A Dutchman suffering from a chronic illness was preparing to be euthanized (euthanasia is legal in Holland). Before he died his wife remarked that she was disappointed because he was leaving without her. He replied, “You know where to find me. Look for me at the Milky Way and the Big Dipper.” That sounds so brave, but where did that dying man get such an idea? What was the basis for his belief that he would be somewhere in the galaxy? He had no basis for making such a statement. It was a poetic thought with no historical foundation. So, is the Christian’s claim of eternal life “pie-in-the-sky by and by”? The apostle John had scientific and historical foundations for his confidence.
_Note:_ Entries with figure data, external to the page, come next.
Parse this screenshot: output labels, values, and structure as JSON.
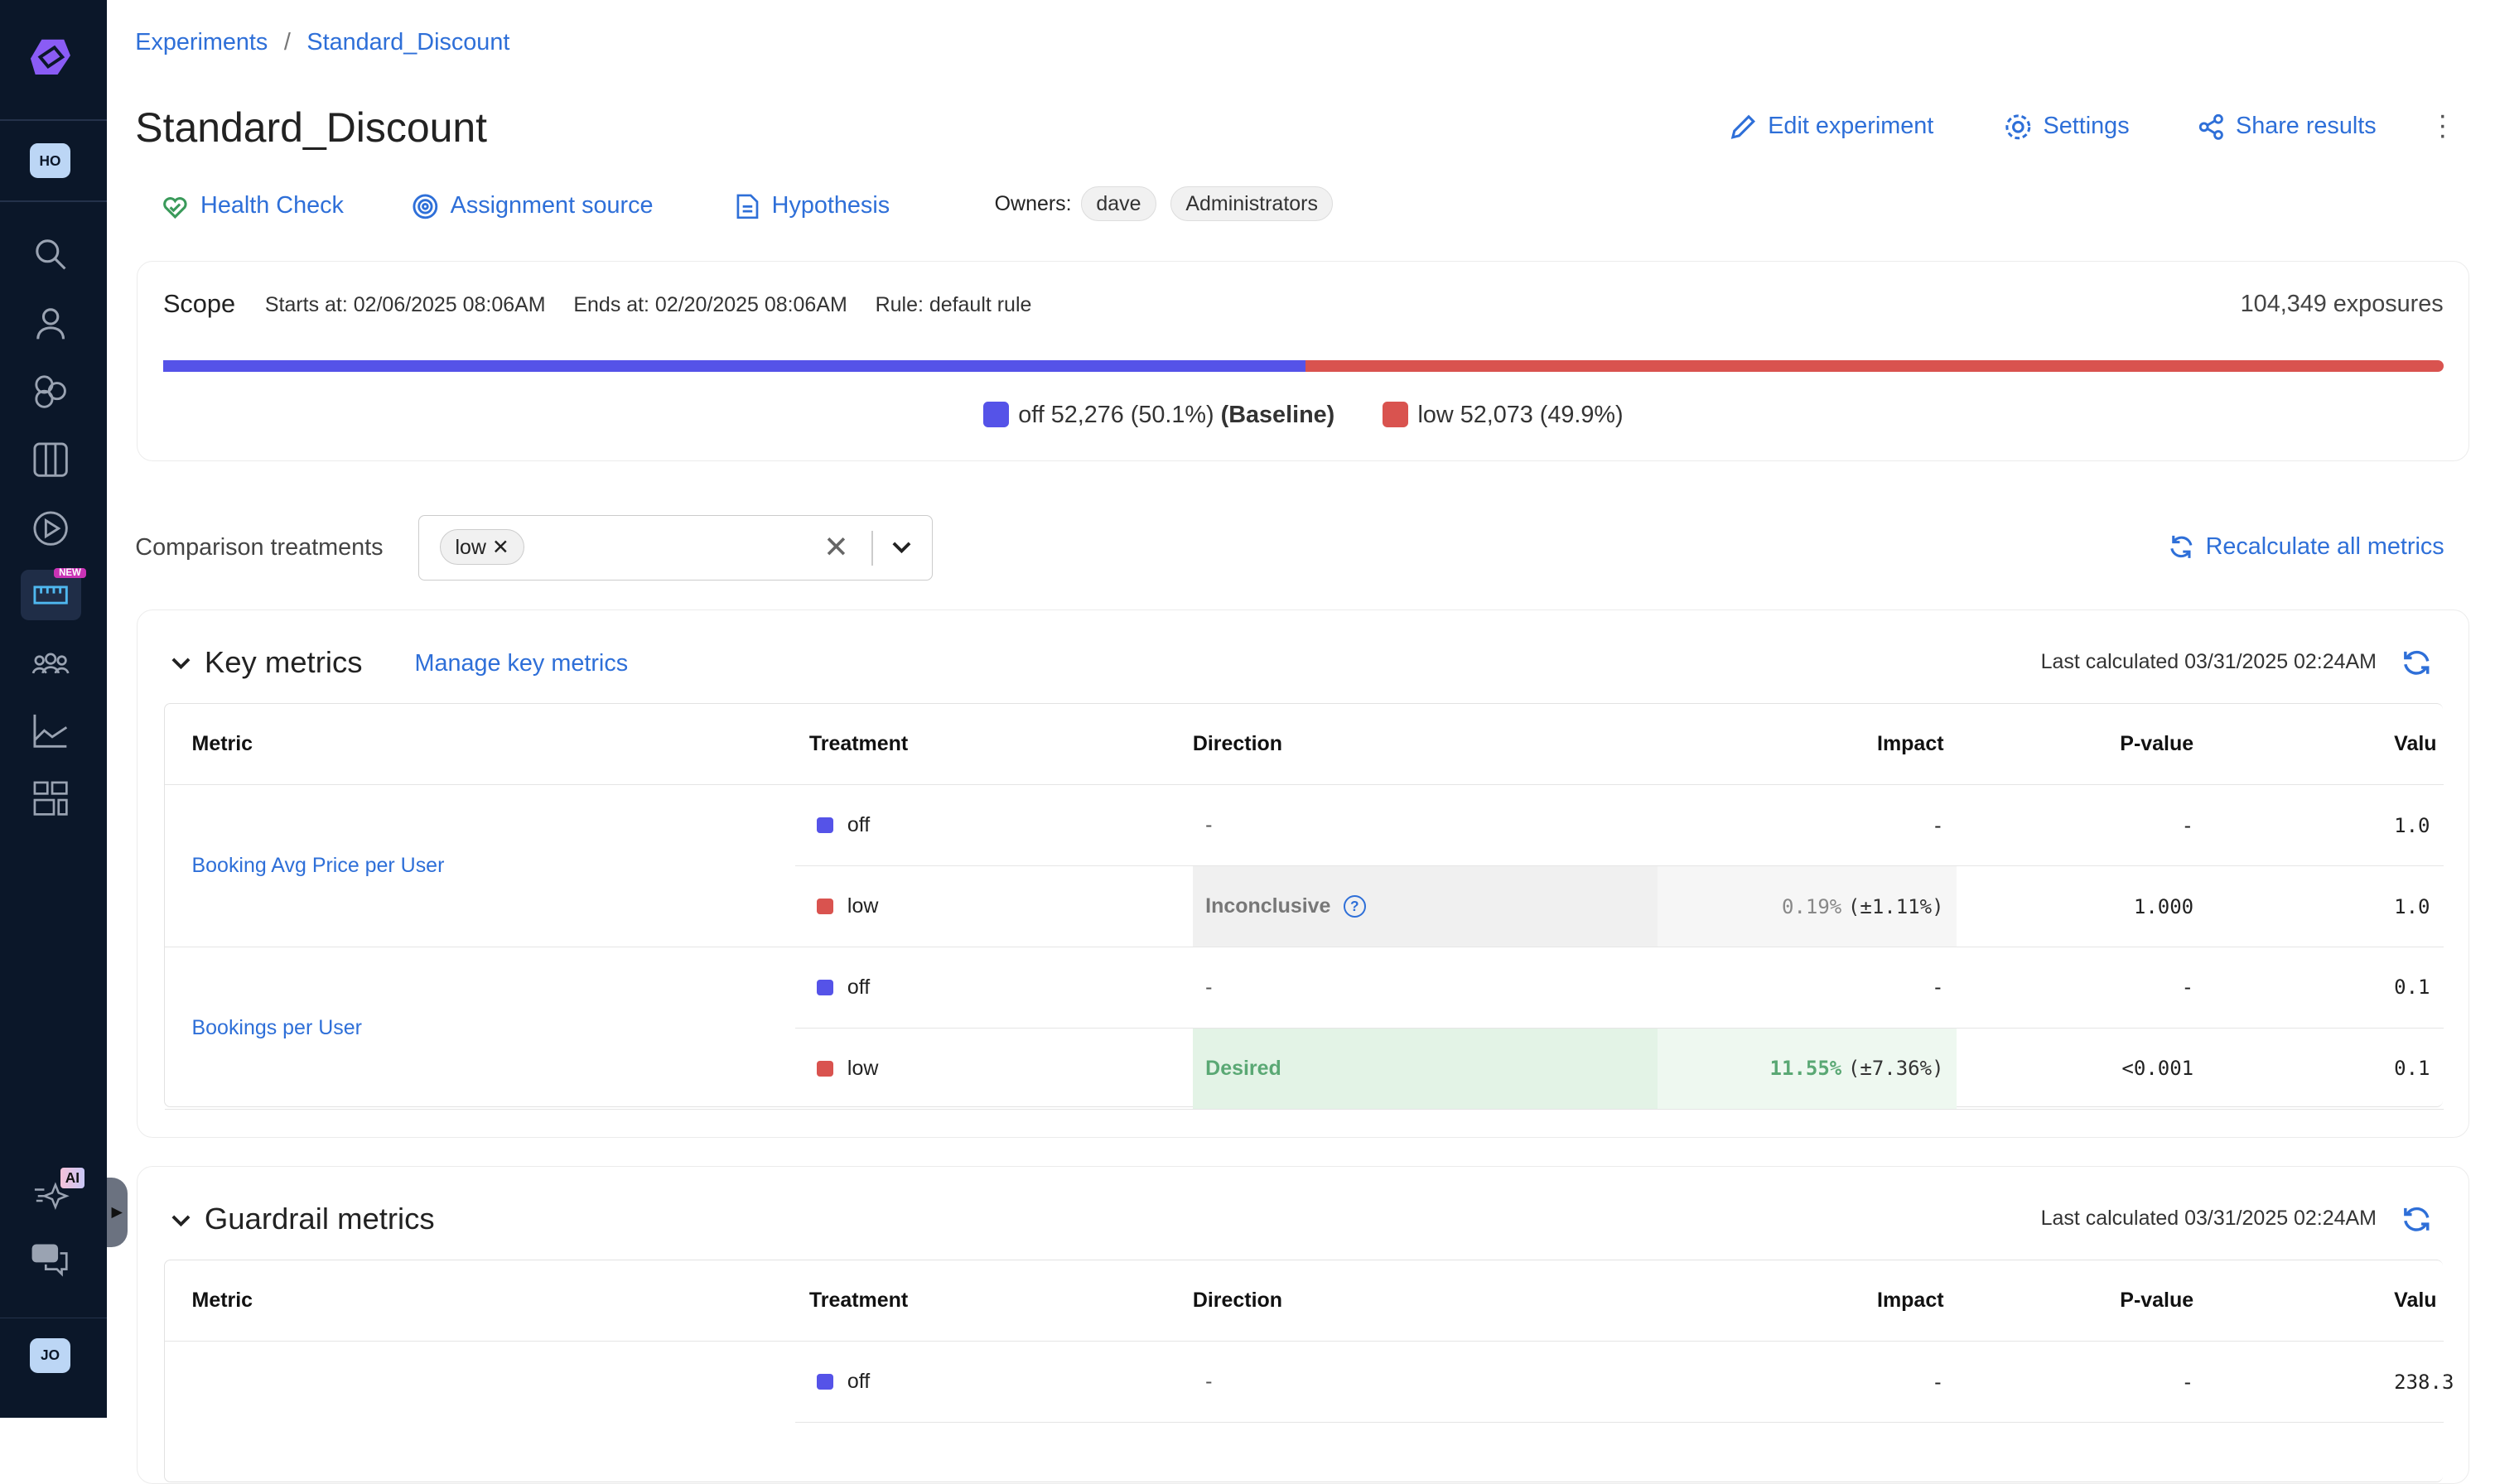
{
  "sidebar": {
    "workspace_avatar": "HO",
    "user_avatar": "JO",
    "new_badge": "NEW",
    "ai_badge": "AI",
    "icons": [
      "search-icon",
      "user-icon",
      "segments-icon",
      "columns-icon",
      "play-icon",
      "experiments-ruler-icon",
      "teams-icon",
      "analytics-chart-icon",
      "dashboard-icon"
    ]
  },
  "breadcrumb": {
    "root": "Experiments",
    "separator": "/",
    "current": "Standard_Discount"
  },
  "header": {
    "title": "Standard_Discount",
    "edit": "Edit experiment",
    "settings": "Settings",
    "share": "Share results"
  },
  "tabs": {
    "health": "Health Check",
    "assignment": "Assignment source",
    "hypothesis": "Hypothesis",
    "owners_label": "Owners:",
    "owners": [
      "dave",
      "Administrators"
    ]
  },
  "scope": {
    "title": "Scope",
    "starts": "Starts at: 02/06/2025 08:06AM",
    "ends": "Ends at: 02/20/2025 08:06AM",
    "rule": "Rule: default rule",
    "exposures": "104,349 exposures",
    "off_share": 50.1,
    "off_label": "off 52,276 (50.1%)",
    "baseline": "(Baseline)",
    "low_label": "low 52,073 (49.9%)"
  },
  "colors": {
    "off": "#5553e8",
    "low": "#d9534f",
    "link": "#2e6fd8",
    "desired_bg": "#e3f3e6",
    "desired_text": "#5aa874"
  },
  "comparison": {
    "label": "Comparison treatments",
    "chip": "low",
    "recalc": "Recalculate all metrics"
  },
  "key_metrics": {
    "title": "Key metrics",
    "manage": "Manage key metrics",
    "last_calc": "Last calculated 03/31/2025 02:24AM",
    "columns": [
      "Metric",
      "Treatment",
      "Direction",
      "Impact",
      "P-value",
      "Valu"
    ],
    "metrics": [
      {
        "name": "Booking Avg Price per User",
        "rows": [
          {
            "treatment": "off",
            "direction": "-",
            "impact": "-",
            "impact_ci": "",
            "pvalue": "-",
            "value": "1.0"
          },
          {
            "treatment": "low",
            "direction": "Inconclusive",
            "impact": "0.19%",
            "impact_ci": "(±1.11%)",
            "pvalue": "1.000",
            "value": "1.0"
          }
        ]
      },
      {
        "name": "Bookings per User",
        "rows": [
          {
            "treatment": "off",
            "direction": "-",
            "impact": "-",
            "impact_ci": "",
            "pvalue": "-",
            "value": "0.1"
          },
          {
            "treatment": "low",
            "direction": "Desired",
            "impact": "11.55%",
            "impact_ci": "(±7.36%)",
            "pvalue": "<0.001",
            "value": "0.1"
          }
        ]
      }
    ]
  },
  "guardrail_metrics": {
    "title": "Guardrail metrics",
    "last_calc": "Last calculated 03/31/2025 02:24AM",
    "columns": [
      "Metric",
      "Treatment",
      "Direction",
      "Impact",
      "P-value",
      "Valu"
    ],
    "rows": [
      {
        "treatment": "off",
        "direction": "-",
        "impact": "-",
        "pvalue": "-",
        "value": "238.3"
      }
    ]
  }
}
He had seen Jesus give life to men who had died. He had seen Jesus Himself die, he had seen Him buried, he had seen Him walk out of the tomb. Jesus told John: “In my Father’s house are many rooms. If it were not so, would I have told you that I go to prepare a place for you? And if I go and prepare a place for you, I will come again and take you to Myself, that where I am you may be also” (John 14:2).
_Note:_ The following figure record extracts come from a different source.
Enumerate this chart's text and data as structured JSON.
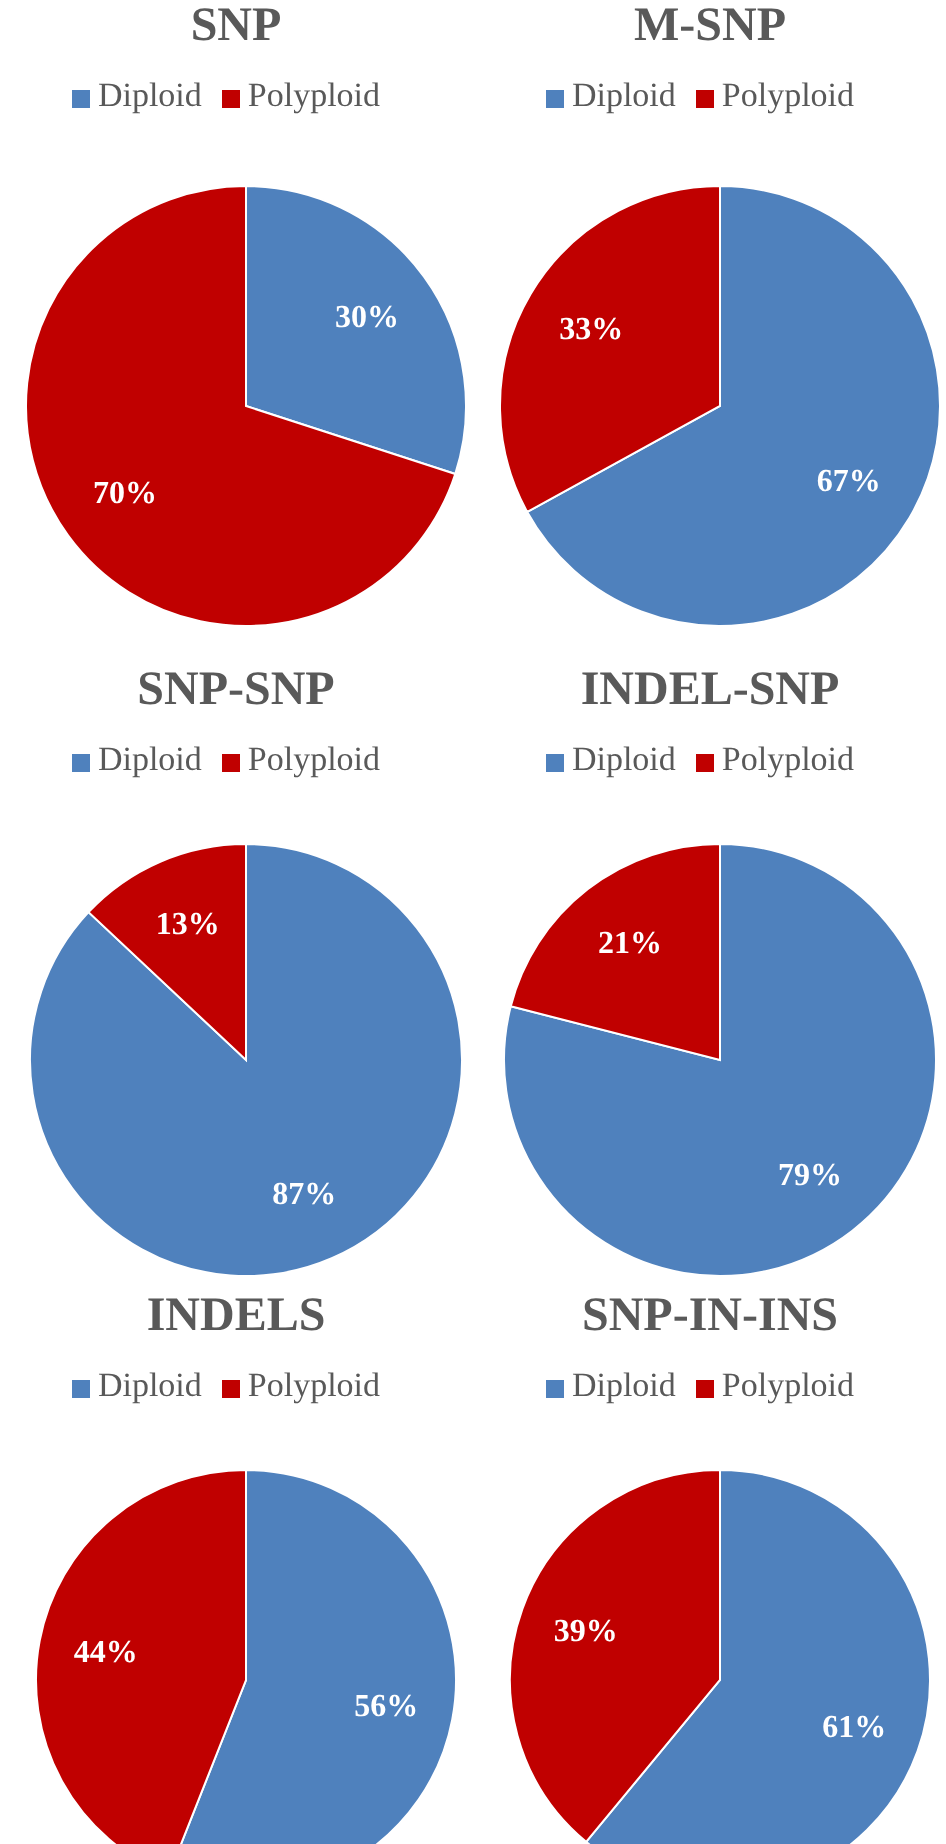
{
  "chart_data": [
    {
      "type": "pie",
      "title": "SNP",
      "categories": [
        "Diploid",
        "Polyploid"
      ],
      "values": [
        30,
        70
      ],
      "value_labels": [
        "30%",
        "70%"
      ],
      "colors": [
        "#4f81bd",
        "#c00000"
      ],
      "legend": "top"
    },
    {
      "type": "pie",
      "title": "M-SNP",
      "categories": [
        "Diploid",
        "Polyploid"
      ],
      "values": [
        67,
        33
      ],
      "value_labels": [
        "67%",
        "33%"
      ],
      "colors": [
        "#4f81bd",
        "#c00000"
      ],
      "legend": "top"
    },
    {
      "type": "pie",
      "title": "SNP-SNP",
      "categories": [
        "Diploid",
        "Polyploid"
      ],
      "values": [
        87,
        13
      ],
      "value_labels": [
        "87%",
        "13%"
      ],
      "colors": [
        "#4f81bd",
        "#c00000"
      ],
      "legend": "top"
    },
    {
      "type": "pie",
      "title": "INDEL-SNP",
      "categories": [
        "Diploid",
        "Polyploid"
      ],
      "values": [
        79,
        21
      ],
      "value_labels": [
        "79%",
        "21%"
      ],
      "colors": [
        "#4f81bd",
        "#c00000"
      ],
      "legend": "top"
    },
    {
      "type": "pie",
      "title": "INDELS",
      "categories": [
        "Diploid",
        "Polyploid"
      ],
      "values": [
        56,
        44
      ],
      "value_labels": [
        "56%",
        "44%"
      ],
      "colors": [
        "#4f81bd",
        "#c00000"
      ],
      "legend": "top"
    },
    {
      "type": "pie",
      "title": "SNP-IN-INS",
      "categories": [
        "Diploid",
        "Polyploid"
      ],
      "values": [
        61,
        39
      ],
      "value_labels": [
        "61%",
        "39%"
      ],
      "colors": [
        "#4f81bd",
        "#c00000"
      ],
      "legend": "top"
    }
  ]
}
I love this life; I love living, even in this fallen world. I hate death. I am not looking forward to dying physically. The allies of death are sickness, pain, and agony. But I am looking forward to heaven. Father, so set our eyes and hearts on eternal life in Christ, that we are able to face death with poise and passionate confidence. May life in glory become so large that death becomes small and pales into the anemic worm that it is. Amen.